Starlink se lance en Guinée équatoriale, son 30e marché africain
Points clés
- •Le lancement de Starlink en Guinée équatoriale marque sa disponibilité dans 30 des 54 pays d'Afrique.
- •Le service fonctionne sous une approbation provisoire accordée le 29 juillet 2026 par le vice-président Teodoro Nguema Obiang Mangue, l'autorisation définitive restant en attente.
- •GITGE, l'entreprise publique d'infrastructure numérique, est chargée d'évaluer les conditions réglementaires de l'intégration complète de Starlink.
- •La pénétration d'Internet en Guinée équatoriale se situe entre 60 % et 63 % de la population, avec environ 885 000 connexions mobiles actives.
- •L'approche par licence provisoire fait écho aux démarches similaires des régulateurs de Côte d'Ivoire et de Guinée-Bissau avant l'approbation complète de Starlink.

Le service Internet par satellite de SpaceX, Starlink, a officiellement lancé son offre haut débit en orbite basse terrestre (LEO) en Guinée équatoriale, marquant son entrée dans 30 des 54 pays d'Afrique.
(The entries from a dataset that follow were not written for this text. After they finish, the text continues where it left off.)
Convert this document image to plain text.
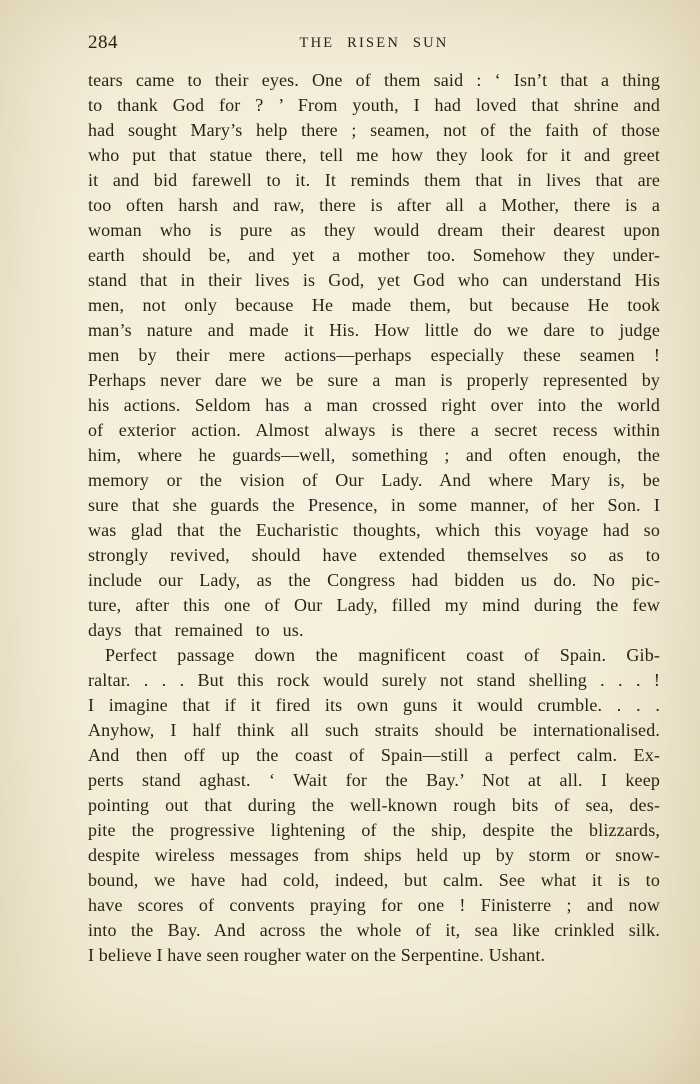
284	THE RISEN SUN
tears came to their eyes. One of them said : ‘ Isn’t that a thing
to thank God for ? ’ From youth, I had loved that shrine and
had sought Mary’s help there ; seamen, not of the faith of those
who put that statue there, tell me how they look for it and greet
it and bid farewell to it. It reminds them that in lives that are
too often harsh and raw, there is after all a Mother, there is a
woman who is pure as they would dream their dearest upon
earth should be, and yet a mother too. Somehow they under-
stand that in their lives is God, yet God who can understand His
men, not only because He made them, but because He took
man’s nature and made it His. How little do we dare to judge
men by their mere actions—perhaps especially these seamen !
Perhaps never dare we be sure a man is properly represented by
his actions. Seldom has a man crossed right over into the world
of exterior action. Almost always is there a secret recess within
him, where he guards—well, something ; and often enough, the
memory or the vision of Our Lady. And where Mary is, be
sure that she guards the Presence, in some manner, of her Son. I
was glad that the Eucharistic thoughts, which this voyage had so
strongly revived, should have extended themselves so as to
include our Lady, as the Congress had bidden us do. No pic-
ture, after this one of Our Lady, filled my mind during the few
days that remained to us.
Perfect passage down the magnificent coast of Spain. Gib-
raltar. . . . But this rock would surely not stand shelling . . . !
I imagine that if it fired its own guns it would crumble. . . .
Anyhow, I half think all such straits should be internationalised.
And then off up the coast of Spain—still a perfect calm. Ex-
perts stand aghast. ‘ Wait for the Bay.’ Not at all. I keep
pointing out that during the well-known rough bits of sea, des-
pite the progressive lightening of the ship, despite the blizzards,
despite wireless messages from ships held up by storm or snow-
bound, we have had cold, indeed, but calm. See what it is to
have scores of convents praying for one ! Finisterre ; and now
into the Bay. And across the whole of it, sea like crinkled silk.
I believe I have seen rougher water on the Serpentine. Ushant.
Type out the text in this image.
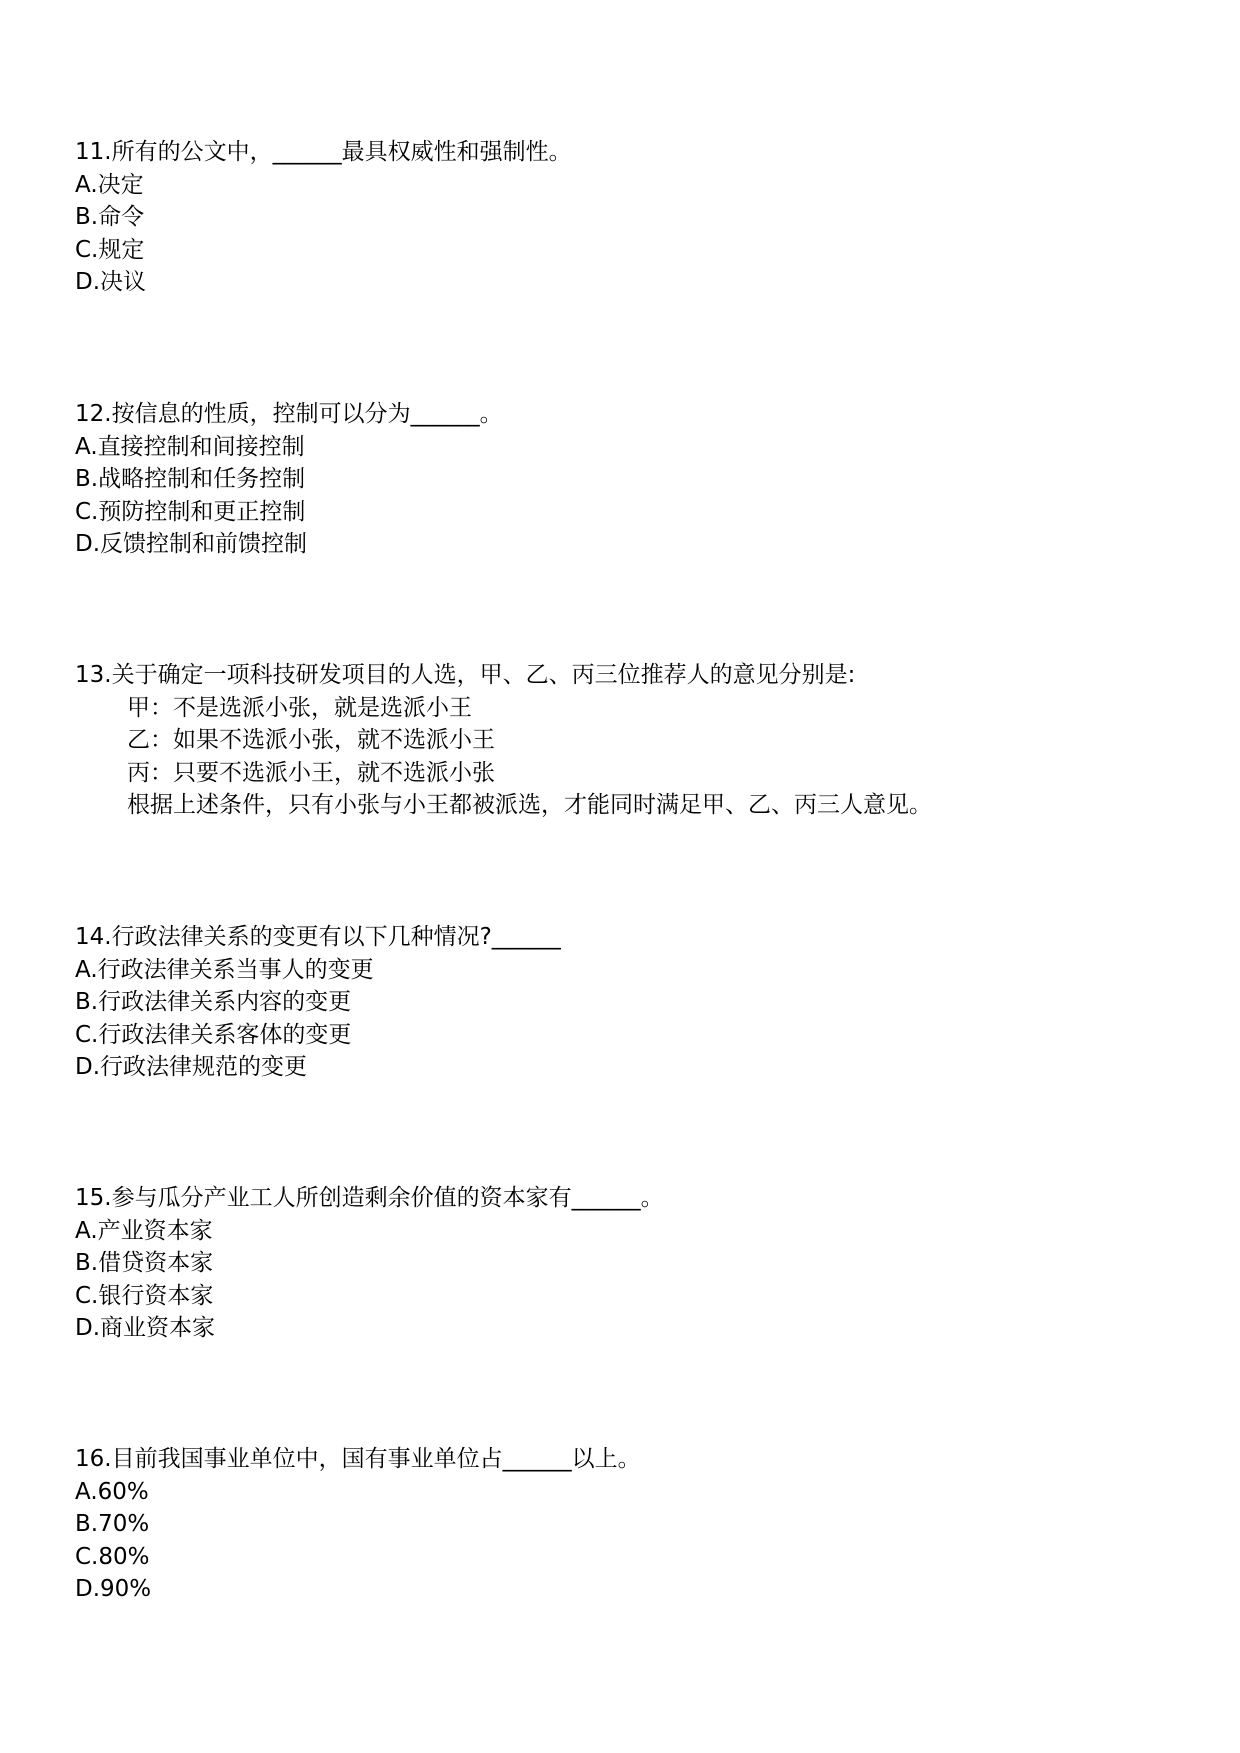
11.所有的公文中，______最具权威性和强制性。
A.决定
B.命令
C.规定
D.决议
12.按信息的性质，控制可以分为______。
A.直接控制和间接控制
B.战略控制和任务控制
C.预防控制和更正控制
D.反馈控制和前馈控制
13.关于确定一项科技研发项目的人选，甲、乙、丙三位推荐人的意见分别是:
甲：不是选派小张，就是选派小王
乙：如果不选派小张，就不选派小王
丙：只要不选派小王，就不选派小张
根据上述条件，只有小张与小王都被派选，才能同时满足甲、乙、丙三人意见。
14.行政法律关系的变更有以下几种情况?______
A.行政法律关系当事人的变更
B.行政法律关系内容的变更
C.行政法律关系客体的变更
D.行政法律规范的变更
15.参与瓜分产业工人所创造剩余价值的资本家有______。
A.产业资本家
B.借贷资本家
C.银行资本家
D.商业资本家
16.目前我国事业单位中，国有事业单位占______以上。
A.60%
B.70%
C.80%
D.90%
Pour un pays d'environ 1,7 million d'habitants, en grande partie rural ou insulaire, la couverture par satellite offre un moyen d'étendre la connectivité sans investissement massif dans des tours terrestres.
Dans une publication sur X (anciennement Twitter) samedi, l'opérateur Internet par satellite a annoncé son arrivée dans ce pays d'Afrique centrale, et sa carte de couverture et de disponibilité indique désormais sa présence sur place. « L'Internet haut débit et à faible latence de Starlink est désormais disponible en Guinée équatoriale ! » peut-on lire dans la publication sur X.
Ce lancement poursuit l'expansion rapide de Starlink en Afrique, où l'Internet par satellite est devenu une solution pratique dans les marchés disposant de peu d'infrastructure fixe. Après son entrée récente en Côte d'Ivoire, l'entreprise s'est également lancée en République centrafricaine (RCA) et au Sénégal, et a obtenu l'approbation réglementaire pour se lancer en Ouganda après des restrictions antérieures — le tout en 2026.
Un cadre réglementaire provisoire
Le lancement en Guinée équatoriale fait suite à une approbation réglementaire provisoire accordée par le vice-président du pays, Teodoro Nguema Obiang Mangue, le 29 juillet 2026. Les autorités équatoguinéennes ont précisé que cette approbation n'est pas définitive ; elle vise à examiner l'introduction de Starlink dans le pays et à évaluer ses avantages. Telecomunicaciones de Guinea Equatorial (GITGE), l'entreprise publique responsable des infrastructures numériques, est chargée d'évaluer les conditions réglementaires de l'intégration de Starlink.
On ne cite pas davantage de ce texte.